Apache Drill is not currently provided as a managed service by AWS, which means the product would need to be installed and maintained by Hackney. We are unaware of anyone within Hackney with knowledge of Apache Drill knowledge and this could prove to be an issue in the longer term.
We could install and configure the service in conjunction with Hackney staff to ensure knowledge share through this would not resolve longer term support issues.

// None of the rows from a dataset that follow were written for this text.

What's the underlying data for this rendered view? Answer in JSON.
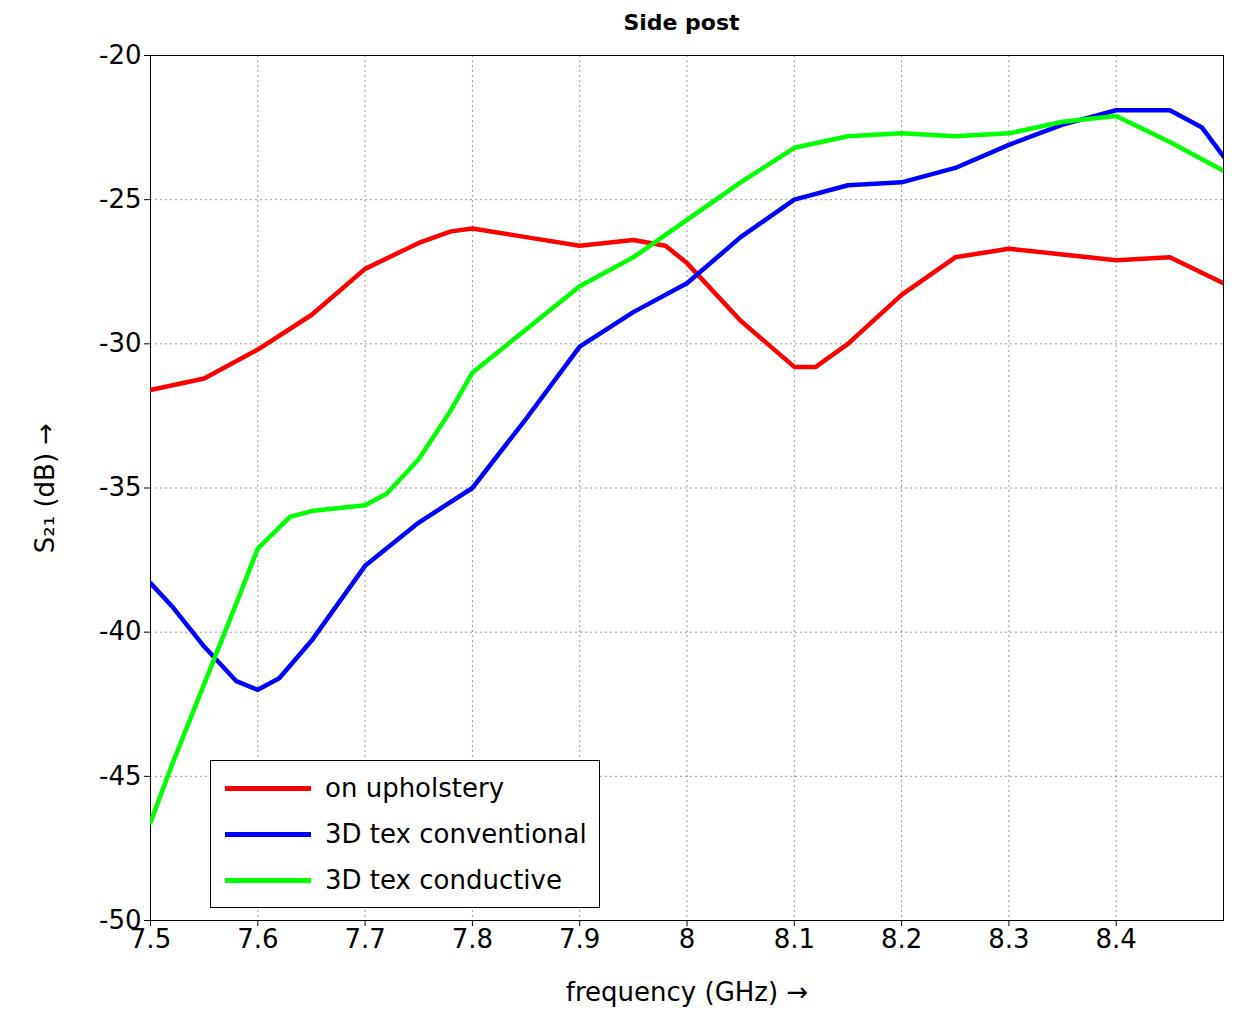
{
  "chart_data": {
    "type": "line",
    "title": "Side post",
    "x_label": "frequency (GHz) →",
    "y_label": "S₂₁ (dB) →",
    "xlim": [
      7.5,
      8.5
    ],
    "xticks": [
      7.5,
      7.6,
      7.7,
      7.8,
      7.9,
      8,
      8.1,
      8.2,
      8.3,
      8.4
    ],
    "ylim": [
      -50,
      -20
    ],
    "yticks": [
      -50,
      -45,
      -40,
      -35,
      -30,
      -25,
      -20
    ],
    "grid": true,
    "legend": "bottom-left",
    "series": [
      {
        "name": "on upholstery",
        "color": "#ff0000",
        "x": [
          7.5,
          7.55,
          7.6,
          7.65,
          7.7,
          7.75,
          7.78,
          7.8,
          7.85,
          7.9,
          7.95,
          7.98,
          8.0,
          8.05,
          8.1,
          8.12,
          8.15,
          8.2,
          8.25,
          8.3,
          8.35,
          8.4,
          8.45,
          8.5
        ],
        "values": [
          -31.6,
          -31.2,
          -30.2,
          -29.0,
          -27.4,
          -26.5,
          -26.1,
          -26.0,
          -26.3,
          -26.6,
          -26.4,
          -26.6,
          -27.2,
          -29.2,
          -30.8,
          -30.8,
          -30.0,
          -28.3,
          -27.0,
          -26.7,
          -26.9,
          -27.1,
          -27.0,
          -27.9
        ]
      },
      {
        "name": "3D tex conventional",
        "color": "#0000ff",
        "x": [
          7.5,
          7.52,
          7.55,
          7.58,
          7.6,
          7.62,
          7.65,
          7.7,
          7.75,
          7.8,
          7.85,
          7.9,
          7.95,
          8.0,
          8.05,
          8.1,
          8.15,
          8.2,
          8.25,
          8.3,
          8.35,
          8.4,
          8.45,
          8.48,
          8.5
        ],
        "values": [
          -38.3,
          -39.1,
          -40.5,
          -41.7,
          -42.0,
          -41.6,
          -40.3,
          -37.7,
          -36.2,
          -35.0,
          -32.6,
          -30.1,
          -28.9,
          -27.9,
          -26.3,
          -25.0,
          -24.5,
          -24.4,
          -23.9,
          -23.1,
          -22.4,
          -21.9,
          -21.9,
          -22.5,
          -23.5
        ]
      },
      {
        "name": "3D tex conductive",
        "color": "#00ff00",
        "x": [
          7.5,
          7.52,
          7.55,
          7.58,
          7.6,
          7.63,
          7.65,
          7.7,
          7.72,
          7.75,
          7.78,
          7.8,
          7.85,
          7.9,
          7.95,
          8.0,
          8.05,
          8.1,
          8.15,
          8.2,
          8.25,
          8.3,
          8.35,
          8.4,
          8.45,
          8.5
        ],
        "values": [
          -46.6,
          -44.6,
          -41.8,
          -39.0,
          -37.1,
          -36.0,
          -35.8,
          -35.6,
          -35.2,
          -34.0,
          -32.3,
          -31.0,
          -29.5,
          -28.0,
          -27.0,
          -25.7,
          -24.4,
          -23.2,
          -22.8,
          -22.7,
          -22.8,
          -22.7,
          -22.3,
          -22.1,
          -23.0,
          -24.0
        ]
      }
    ]
  }
}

Amazon Redshift is a Data Warehousing that provides an SQL style interface for querying data. In addition to being able to warehouse data Amazon Redshift Spectrum is able to query data directly from external storage such as Amazon S3 without the additional cost of storing the data within the warehouse itself. Essentially separating the compute-layer from the storage-layer. Amazon Redshift is provided as an AWS managed and supported service, with the ability to upscale and downscale as Hackney requirements change in addition to being paused and unpaused on a scheduled basis.
The biggest limitation with Amazon Redshift is that it can get expensive to run large clusters. Running a single node continuously is $120 per month and with our lack of visibility of the quantities of data that is being queried.
We can reduce the overall cost of running the infrastructure by scheduling period where the nodes are paused such as evening and weekend.
Qlik provides the option of building a custom connector which can allow the system to interact with a dataset. This in theory could be used to allow Qlik to interact with AWS S3 directly.
Building a Qlik Custom Connector would require unspecified amount of development time and would likely require further investigation into the specifics of how this would be implemented.